In the meantime, Jane Doe is back in her initial resting place in St. Cloud at Calvary Cemetery — Block 11, Row 5, Grave 1A — after her exhumation in 2018.

And just as it was upon her initial burial a few days after being found, Jane Doe's plot still lacks a marker.

While one mystery has been put to rest, the Sheriff's Office acknowledges it can't solve another: whether the baby was alive when left by the side of the road near the St. Boniface Chapel in St. Augusta.

And lacking that determination, Sorenson said, there is no way his office can send the case to prosecutors for consideration of charges.

"We haven't been able to prove beyond a reasonable doubt that there is a criminal element to the child's death," he said. "We couldn't prove the baby was alive or dead when left there."

Sorenson declined to specify the one or multiple breakthroughs that led to learning the names of Jane Doe's parents, but the decades of investigative work put into the effort were outlined in a search warrant affidavit filed last week in St. Louis County District Court that allowed law enforcement to collect DNA from one prospective relative.

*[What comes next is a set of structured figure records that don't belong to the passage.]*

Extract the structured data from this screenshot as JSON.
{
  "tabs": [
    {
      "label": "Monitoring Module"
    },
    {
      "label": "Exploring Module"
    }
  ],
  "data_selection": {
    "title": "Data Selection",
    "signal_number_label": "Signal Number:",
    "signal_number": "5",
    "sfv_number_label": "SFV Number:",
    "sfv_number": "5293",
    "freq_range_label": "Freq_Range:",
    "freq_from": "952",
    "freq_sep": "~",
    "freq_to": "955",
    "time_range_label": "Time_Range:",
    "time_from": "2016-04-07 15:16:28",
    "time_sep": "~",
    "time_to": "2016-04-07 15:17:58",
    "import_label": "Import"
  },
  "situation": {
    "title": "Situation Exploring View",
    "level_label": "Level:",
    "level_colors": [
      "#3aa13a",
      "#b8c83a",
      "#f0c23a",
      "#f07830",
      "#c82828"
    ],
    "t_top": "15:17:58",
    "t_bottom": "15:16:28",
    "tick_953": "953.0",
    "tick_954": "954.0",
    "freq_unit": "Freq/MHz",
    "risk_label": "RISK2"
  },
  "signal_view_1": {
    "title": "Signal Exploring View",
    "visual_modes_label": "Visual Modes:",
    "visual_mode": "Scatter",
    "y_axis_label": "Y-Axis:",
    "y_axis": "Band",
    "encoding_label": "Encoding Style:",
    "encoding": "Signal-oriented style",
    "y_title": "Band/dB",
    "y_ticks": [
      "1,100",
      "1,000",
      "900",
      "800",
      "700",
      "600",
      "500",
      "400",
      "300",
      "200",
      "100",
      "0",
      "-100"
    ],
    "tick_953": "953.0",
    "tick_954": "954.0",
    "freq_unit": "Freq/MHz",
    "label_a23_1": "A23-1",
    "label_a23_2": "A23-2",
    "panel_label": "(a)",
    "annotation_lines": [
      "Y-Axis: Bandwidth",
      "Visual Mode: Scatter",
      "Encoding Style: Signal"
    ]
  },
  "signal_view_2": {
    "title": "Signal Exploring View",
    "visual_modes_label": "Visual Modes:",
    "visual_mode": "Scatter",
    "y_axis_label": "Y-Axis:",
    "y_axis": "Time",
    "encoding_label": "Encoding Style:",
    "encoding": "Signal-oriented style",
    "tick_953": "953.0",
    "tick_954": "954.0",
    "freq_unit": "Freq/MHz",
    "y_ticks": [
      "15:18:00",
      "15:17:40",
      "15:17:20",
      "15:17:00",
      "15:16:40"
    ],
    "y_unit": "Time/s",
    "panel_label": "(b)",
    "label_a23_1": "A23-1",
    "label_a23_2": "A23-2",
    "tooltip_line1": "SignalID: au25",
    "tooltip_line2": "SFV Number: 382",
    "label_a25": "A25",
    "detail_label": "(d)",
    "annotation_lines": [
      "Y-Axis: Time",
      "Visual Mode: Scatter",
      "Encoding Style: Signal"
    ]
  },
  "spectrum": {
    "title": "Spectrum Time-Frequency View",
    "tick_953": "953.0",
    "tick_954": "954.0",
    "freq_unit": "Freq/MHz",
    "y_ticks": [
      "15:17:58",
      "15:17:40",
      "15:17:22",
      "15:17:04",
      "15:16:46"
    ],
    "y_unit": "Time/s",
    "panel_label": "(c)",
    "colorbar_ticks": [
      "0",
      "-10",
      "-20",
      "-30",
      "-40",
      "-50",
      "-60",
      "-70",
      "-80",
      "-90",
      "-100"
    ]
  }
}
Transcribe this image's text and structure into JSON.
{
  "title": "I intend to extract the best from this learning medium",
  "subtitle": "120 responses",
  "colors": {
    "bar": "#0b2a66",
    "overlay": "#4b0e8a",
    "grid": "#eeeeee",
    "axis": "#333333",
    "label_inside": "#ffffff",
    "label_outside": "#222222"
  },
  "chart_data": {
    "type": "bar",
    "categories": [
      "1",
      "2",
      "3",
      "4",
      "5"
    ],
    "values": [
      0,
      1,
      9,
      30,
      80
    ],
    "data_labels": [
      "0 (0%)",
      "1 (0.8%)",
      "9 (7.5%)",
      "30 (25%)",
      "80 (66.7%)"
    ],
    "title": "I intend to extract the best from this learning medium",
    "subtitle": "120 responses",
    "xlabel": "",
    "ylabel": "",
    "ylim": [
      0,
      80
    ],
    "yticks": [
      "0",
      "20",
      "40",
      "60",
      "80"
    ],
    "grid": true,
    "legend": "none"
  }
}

According to that court filing from April 2022 that was unsealed only last week:

The full-term newborn's remains were sent to Hennepin County for an autopsy, which determined that she was white, wearing a soiled diaper, and showed no obvious cause of death. She was buried four days later as Jane Doe.

Law enforcement searched the area for leads that might reveal the names of the parents and checked a government list of all females born in the county going back to November 1979. No luck.

A court order in August 2018 allowed for Jane Doe to be exhumed by Ramsey County Medical Examiner Michael McGee.

McGee "opened the cherub and removed several bones from the deceased infant's body for the purpose of developing a DNA profile," read the affidavit signed by Stearns County Sheriff's Office investigator Tony Kotschevar. However, the state Bureau of Criminal Apprehension (BCA) told investigators there was not enough DNA in the samples to build a profile.

Investigators went back to the Hennepin County Medical Examiner's Office and learned it retained small pieces of Jane Doe's organs during its autopsy, soaked them in formaldehyde and sealed them in paraffin wax.

These samples allowed the BCA to develop a profile in 2020 that could be used to check various DNA data bases for a match. A lab in suburban Washington, D.C., issued a report in May 2021 that the DNA indicated that Jane Doe's family would have traits that include fair to very fair skin tone and green or hazel eyes.